Not knowing that plants have a cycle and they die sometimes can be demoralising, Tangihaere said. “Humans are different from plants, we can’t treat them the same and we can’t moralize them. [Not moralizing them] makes it easier to bring in your house and makes it easier to work on gardens.” You’re not a “bad plant parent” because your plant dies. It happens, it’s okay.
There also seems to be the expectation that growing your own food means having a victory garden with perfectly positioned plants right off the bat. Tangihaere laughed when I suggested this, and said that it’s okay to start small. “Microgreens,” they said, with a big grin. “Put some tiny seeds on a plate, spritz it with some water, leave it for a week, and boom, food. Then you can try something a little bigger, like potatoes.”
It’s a lot easier than it seems, and there are plenty of ways to grow your own food without needing a perfect garden plot outside your flat. If it’s something you’re interested in, make a flat project of it. If you’re not quite comfortable diving headfirst into the world of home gardening, community gardens are a good starting point and are an overflowing source of information.

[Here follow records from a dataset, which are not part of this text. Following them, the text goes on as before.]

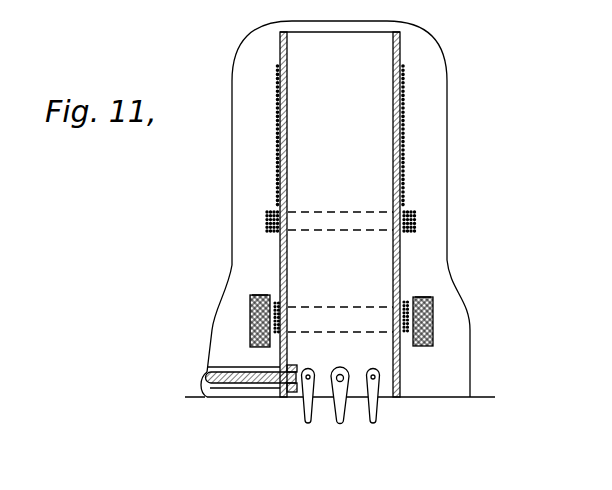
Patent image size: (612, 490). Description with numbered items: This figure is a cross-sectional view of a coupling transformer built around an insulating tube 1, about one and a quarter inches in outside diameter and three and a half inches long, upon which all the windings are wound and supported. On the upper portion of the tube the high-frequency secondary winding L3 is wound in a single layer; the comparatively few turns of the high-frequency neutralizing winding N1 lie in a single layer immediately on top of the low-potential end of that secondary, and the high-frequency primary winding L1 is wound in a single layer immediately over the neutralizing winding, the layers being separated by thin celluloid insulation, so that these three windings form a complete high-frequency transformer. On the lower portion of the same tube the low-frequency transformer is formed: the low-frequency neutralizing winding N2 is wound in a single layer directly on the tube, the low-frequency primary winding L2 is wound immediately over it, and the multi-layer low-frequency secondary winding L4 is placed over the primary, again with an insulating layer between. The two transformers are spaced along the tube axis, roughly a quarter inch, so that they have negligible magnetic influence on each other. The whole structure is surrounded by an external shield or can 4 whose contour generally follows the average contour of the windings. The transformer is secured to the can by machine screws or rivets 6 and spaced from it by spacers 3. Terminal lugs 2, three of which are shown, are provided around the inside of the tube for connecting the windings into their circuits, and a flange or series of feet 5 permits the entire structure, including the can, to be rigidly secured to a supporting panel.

The insulating tube 1 is at (287, 50).
The terminal lugs 2 is at (308, 422).
The spacers 3 is at (240, 389).
The external shield or can 4 is at (451, 261).
The flange or feet 5 is at (185, 396).
The machine screws or rivets 6 is at (206, 368).
The high-frequency primary winding L1 is at (267, 214).
The low-frequency primary winding L2 is at (258, 293).
The high-frequency secondary winding L3 is at (279, 68).
The low-frequency secondary winding L4 is at (252, 327).
The high-frequency neutralizing winding N1 is at (268, 236).
The low-frequency neutralizing winding N2 is at (280, 300).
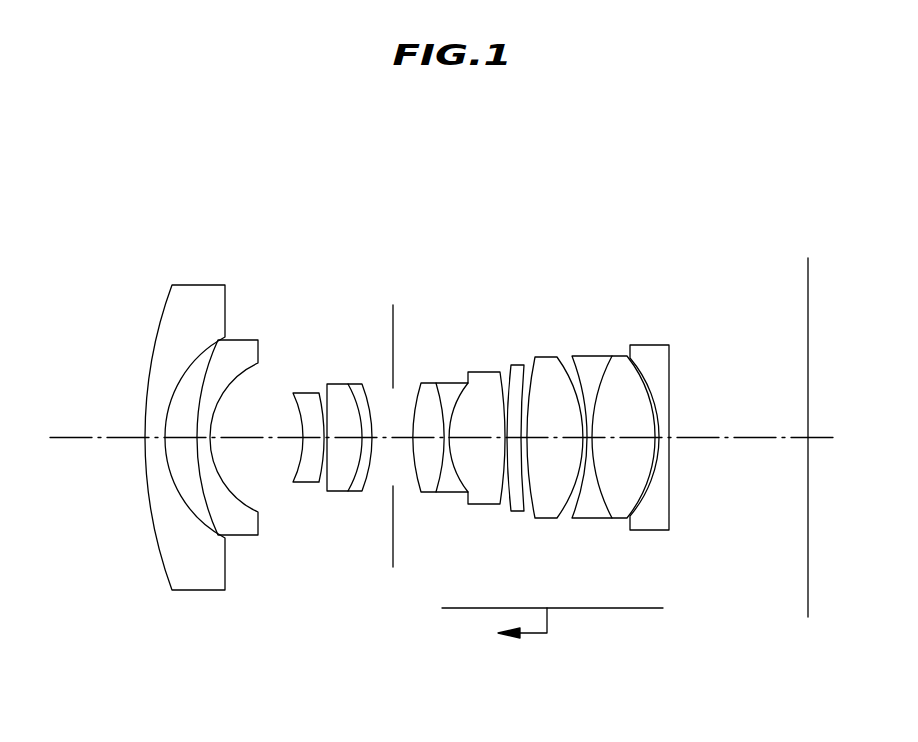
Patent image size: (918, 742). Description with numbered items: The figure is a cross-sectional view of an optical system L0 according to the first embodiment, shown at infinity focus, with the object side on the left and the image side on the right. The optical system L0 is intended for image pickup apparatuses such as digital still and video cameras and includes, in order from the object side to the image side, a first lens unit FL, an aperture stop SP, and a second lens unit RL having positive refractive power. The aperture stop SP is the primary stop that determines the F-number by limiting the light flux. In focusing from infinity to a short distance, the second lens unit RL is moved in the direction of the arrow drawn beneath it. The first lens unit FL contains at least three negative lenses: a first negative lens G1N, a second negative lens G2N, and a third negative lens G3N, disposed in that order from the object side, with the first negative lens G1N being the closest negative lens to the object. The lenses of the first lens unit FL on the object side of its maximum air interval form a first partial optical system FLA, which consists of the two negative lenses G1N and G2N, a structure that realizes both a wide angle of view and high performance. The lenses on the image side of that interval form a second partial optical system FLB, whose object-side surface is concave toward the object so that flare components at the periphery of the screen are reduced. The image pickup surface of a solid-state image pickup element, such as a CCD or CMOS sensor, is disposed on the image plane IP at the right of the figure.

The optical system L0 is at (690, 195).
The first lens unit FL is at (375, 242).
The second lens unit RL is at (690, 242).
The first partial optical system FLA is at (272, 675).
The second partial optical system FLB is at (360, 675).
The first negative lens G1N is at (198, 590).
The second negative lens G2N is at (248, 536).
The third negative lens G3N is at (312, 483).
The aperture stop SP is at (393, 330).
The image plane IP is at (808, 318).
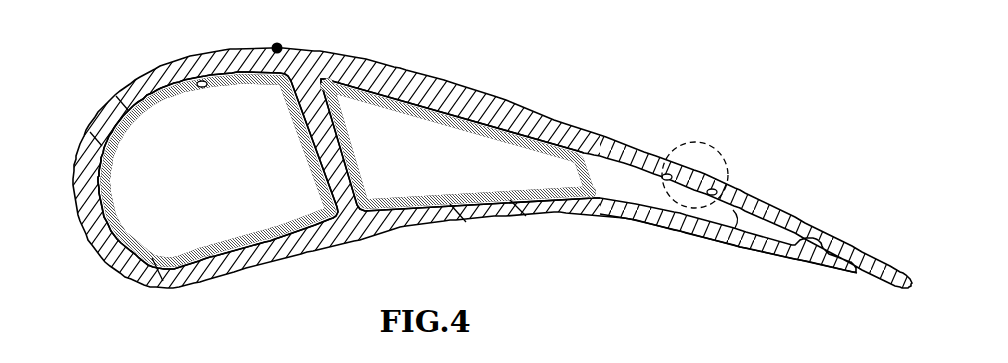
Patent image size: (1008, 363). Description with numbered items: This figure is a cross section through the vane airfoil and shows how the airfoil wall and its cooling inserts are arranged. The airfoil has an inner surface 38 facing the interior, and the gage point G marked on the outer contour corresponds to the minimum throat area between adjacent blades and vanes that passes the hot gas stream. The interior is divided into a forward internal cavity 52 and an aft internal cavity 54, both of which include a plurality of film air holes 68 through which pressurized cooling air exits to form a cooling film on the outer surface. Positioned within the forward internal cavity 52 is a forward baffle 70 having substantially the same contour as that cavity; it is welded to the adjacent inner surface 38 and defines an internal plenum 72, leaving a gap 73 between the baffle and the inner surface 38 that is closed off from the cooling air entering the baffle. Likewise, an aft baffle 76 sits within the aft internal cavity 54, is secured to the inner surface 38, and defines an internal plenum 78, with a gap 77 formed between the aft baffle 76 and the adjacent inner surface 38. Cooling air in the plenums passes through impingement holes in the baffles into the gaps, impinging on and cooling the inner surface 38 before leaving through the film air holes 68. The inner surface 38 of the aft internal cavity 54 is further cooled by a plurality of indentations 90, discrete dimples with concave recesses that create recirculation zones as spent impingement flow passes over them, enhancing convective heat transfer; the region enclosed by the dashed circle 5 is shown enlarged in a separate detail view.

The detail region shown in FIG. 5 is at (716, 145).
The gage point G is at (281, 42).
The inner surface 38 is at (138, 112).
The forward internal cavity 52 is at (200, 81).
The aft internal cavity 54 is at (612, 200).
The film air holes 68 is at (490, 179).
The forward baffle 70 is at (106, 126).
The internal plenum 72 is at (186, 178).
The gap 73 is at (150, 258).
The aft baffle 76 is at (605, 143).
The gap 77 is at (490, 197).
The internal plenum 78 is at (418, 165).
The indentations 90 is at (664, 189).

There are a few community gardens sprinkled around Dunedin, the closest to campus being the Polytech hub, the Albany Street garden, and the Peace Gardens. They’re run entirely by volunteers and have fresh seasonal produce year-round. Although you can just go and pick a lettuce and move on with your day, there’s a lot more to be gained from community gardens than a one-off forage for dinner.

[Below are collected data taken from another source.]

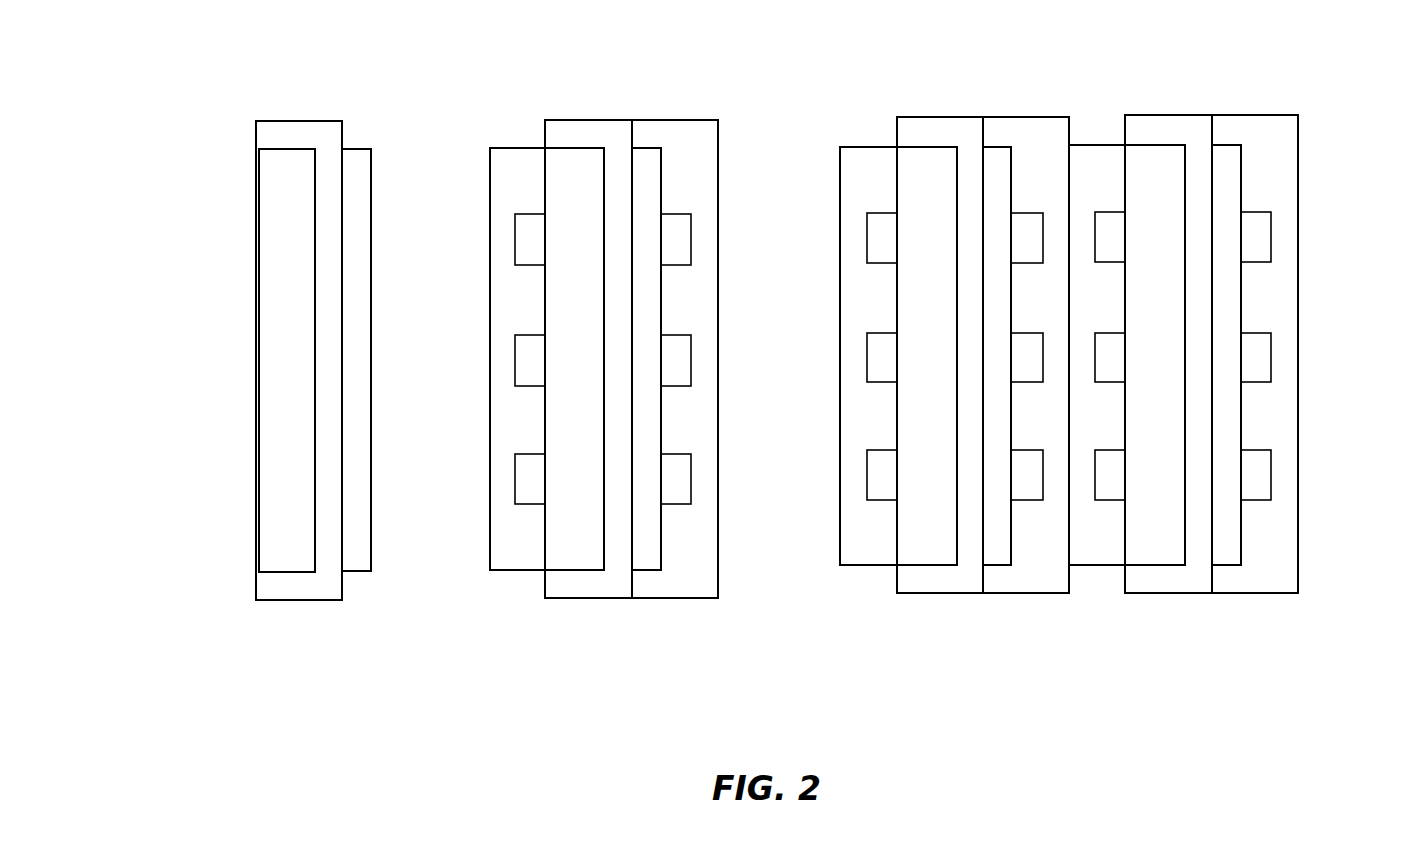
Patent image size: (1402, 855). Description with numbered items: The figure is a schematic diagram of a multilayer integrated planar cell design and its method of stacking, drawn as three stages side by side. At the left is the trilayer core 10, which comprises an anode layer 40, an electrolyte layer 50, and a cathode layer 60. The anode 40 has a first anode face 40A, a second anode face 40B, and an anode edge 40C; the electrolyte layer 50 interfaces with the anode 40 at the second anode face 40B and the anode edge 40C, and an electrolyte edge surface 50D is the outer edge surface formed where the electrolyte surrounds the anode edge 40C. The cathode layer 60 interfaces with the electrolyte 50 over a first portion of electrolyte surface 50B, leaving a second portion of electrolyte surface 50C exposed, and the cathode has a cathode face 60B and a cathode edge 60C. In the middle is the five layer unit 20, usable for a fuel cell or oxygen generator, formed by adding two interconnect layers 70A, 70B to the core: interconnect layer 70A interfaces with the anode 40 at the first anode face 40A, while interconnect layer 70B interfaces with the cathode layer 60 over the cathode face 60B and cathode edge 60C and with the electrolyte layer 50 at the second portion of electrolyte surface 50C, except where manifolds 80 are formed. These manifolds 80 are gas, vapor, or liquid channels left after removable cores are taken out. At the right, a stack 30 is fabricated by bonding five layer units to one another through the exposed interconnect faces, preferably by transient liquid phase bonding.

The trilayer core 10 is at (337, 640).
The five layer unit 20 is at (620, 630).
The stack 30 is at (1087, 645).
The anode layer 40 is at (270, 200).
The first anode face 40A is at (258, 297).
The second anode face 40B is at (316, 372).
The anode edge 40C is at (270, 148).
The electrolyte layer 50 is at (303, 120).
The first portion of electrolyte surface 50B is at (345, 374).
The second portion of electrolyte surface 50C is at (345, 128).
The electrolyte edge surface 50D is at (275, 119).
The cathode layer 60 is at (360, 232).
The cathode face 60B is at (372, 452).
The cathode edge 60C is at (357, 148).
The interconnect layer 70A is at (505, 170).
The interconnect layer 70B is at (700, 283).
The manifolds 80 is at (521, 253).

One of Tangihaere’s favourite parts about the garden is the deeper level of respect and commitment required to be a part of it. When I asked them what they loved most about working on the garden, they said, “it’s really satisfying, working with nature. There’s a different layer of what’s expected of you. It’s not just about making it look nice, it’s making it healthy. Making sure it can thrive for much longer than you may be in the job. It’s a lineage, you put something in the ground that’s going to be there long after you’re gone.”

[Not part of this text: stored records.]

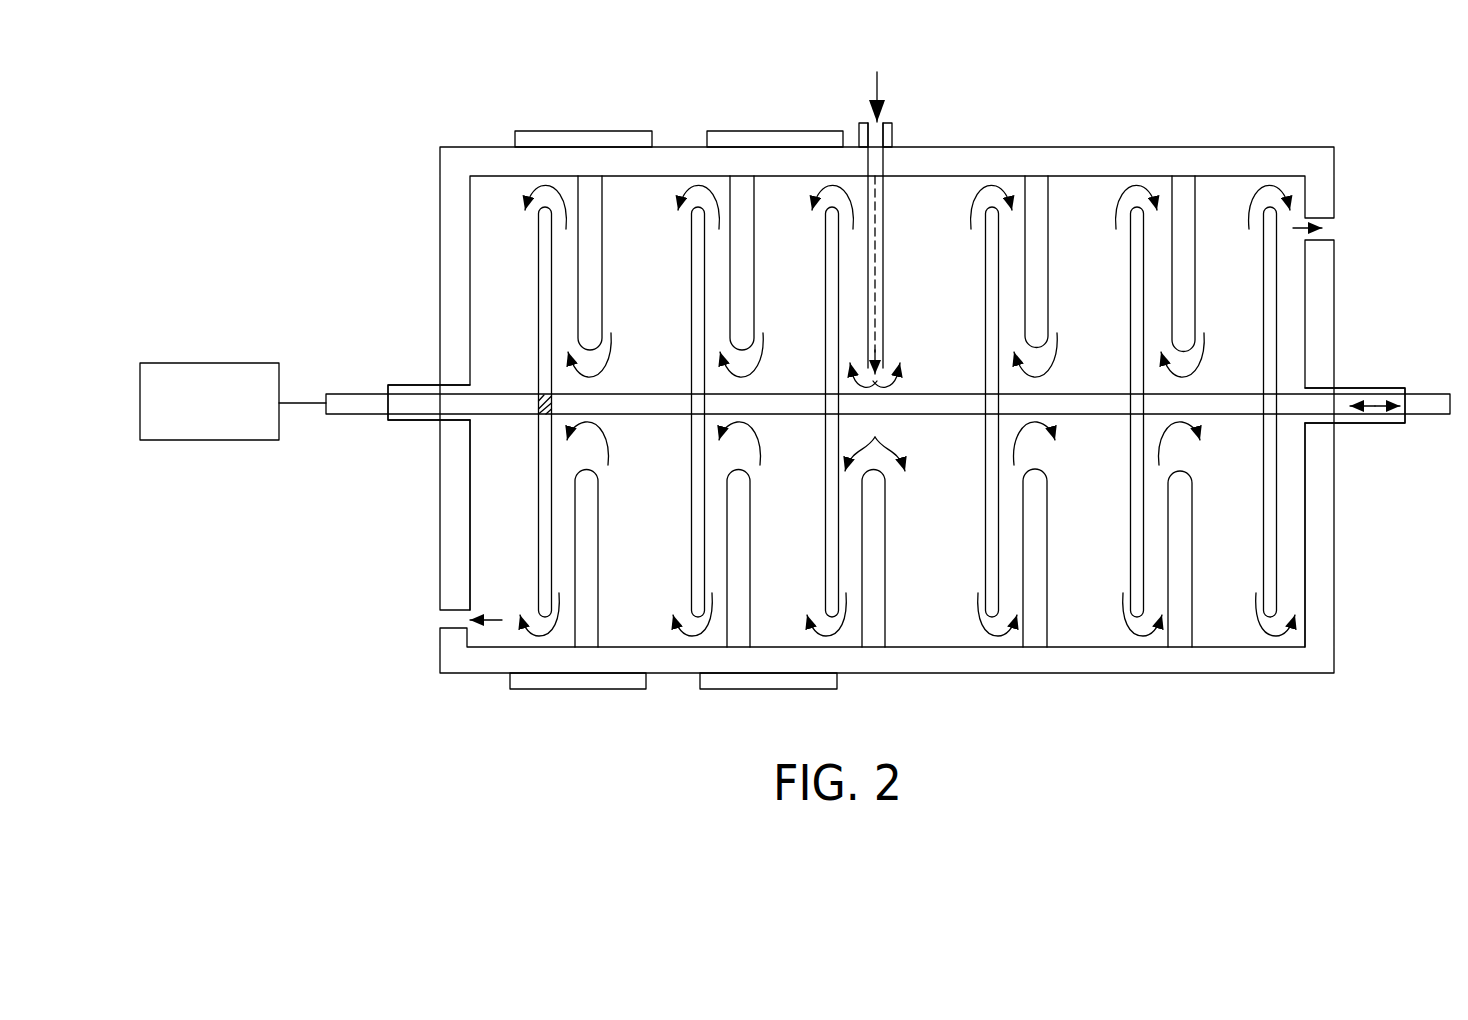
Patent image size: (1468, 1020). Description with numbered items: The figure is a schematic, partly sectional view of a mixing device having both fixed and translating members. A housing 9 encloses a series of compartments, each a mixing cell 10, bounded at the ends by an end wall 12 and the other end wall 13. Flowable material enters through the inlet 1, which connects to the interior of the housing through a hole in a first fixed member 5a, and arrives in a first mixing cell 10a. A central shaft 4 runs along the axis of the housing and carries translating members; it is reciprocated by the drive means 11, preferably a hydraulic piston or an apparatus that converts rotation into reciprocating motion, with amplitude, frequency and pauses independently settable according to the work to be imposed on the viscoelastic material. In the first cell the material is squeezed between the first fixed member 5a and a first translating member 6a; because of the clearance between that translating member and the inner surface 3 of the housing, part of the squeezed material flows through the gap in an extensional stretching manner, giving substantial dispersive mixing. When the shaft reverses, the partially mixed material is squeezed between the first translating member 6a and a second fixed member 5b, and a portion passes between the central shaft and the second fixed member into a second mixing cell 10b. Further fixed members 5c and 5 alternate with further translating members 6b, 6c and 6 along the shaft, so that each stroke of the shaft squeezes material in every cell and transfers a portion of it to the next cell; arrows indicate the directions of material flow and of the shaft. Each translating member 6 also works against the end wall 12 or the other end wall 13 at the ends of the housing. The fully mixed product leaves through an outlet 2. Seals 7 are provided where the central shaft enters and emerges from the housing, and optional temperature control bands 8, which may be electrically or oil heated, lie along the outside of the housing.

The inlet 1 is at (885, 128).
The outlet 2 is at (1330, 227).
The inner surface of the housing 3 is at (1070, 178).
The central shaft 4 is at (1432, 394).
The fixed member 5 is at (1197, 205).
The first fixed member 5a is at (883, 237).
The second fixed member 5b is at (754, 203).
The fixed member 5c is at (578, 300).
The translating member 6 is at (1128, 558).
The first translating member 6a is at (823, 530).
The translating member 6b is at (687, 530).
The translating member 6c is at (540, 539).
The seals 7 is at (415, 384).
The temperature control bands 8 is at (715, 131).
The housing 9 is at (1030, 147).
The mixing cell 10 is at (1210, 583).
The first mixing cell 10a is at (762, 630).
The second mixing cell 10b is at (630, 615).
The drive means 11 is at (200, 363).
The end wall 12 is at (1298, 537).
The other end wall 13 is at (476, 511).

Community gardens are also valuable education and community hubs. Learning from experienced gardeners, especially if you have some plant parent anxiety, can be really valuable. Tangihaere recommended the volunteers at the North East Valley community gardens, saying “literally just message the page, or show up and ask them anything. They’re so excited to talk about it and you’ll basically get a grandmother and plant knowledge.”
The number of volunteers varies through the seasons, but the amount of food the garden produces is, to quote Tangihaere, “ridiculous”. “They have buckets and buckets of carrots, yams, potatoes, and spring onions.” Sometimes, however, it can be a little much. Last year the volunteers got stuck with “multiple buckets of beans” to eat through.
Critic ran through some FAQs for community gardens
Q: Do you need to bring any tools with you to the gardens?
A: Community gardens often have their own tool shed of simple tools, but it is always helpful to have your own pair of gloves and some small weeders, just because it is nicer to have your own.
Q: What can I take from the garden?
A: Just be reasonable. If someone is there, ask what you can take. Otherwise use your common sense - don’t be selfish, don’t strip the garden of absolutely everything for yourself.
Q: How do I know what veggie/fruit I’m looking at and when they are ready to take?
A: If you don’t know how to pick a lettuce, for example, maybe don’t pick that lettuce. Ask someone to show you when and how to take the produce. If you just go hundies you could harm the plant.
Q: How can I help the garden? Do I have to do anything hardcore or can I just do little stuff here and there?
A: The larger jobs are done by working bees instead of individuals. Most individuals just help with the weeding and picking up leaves, which is a huge help.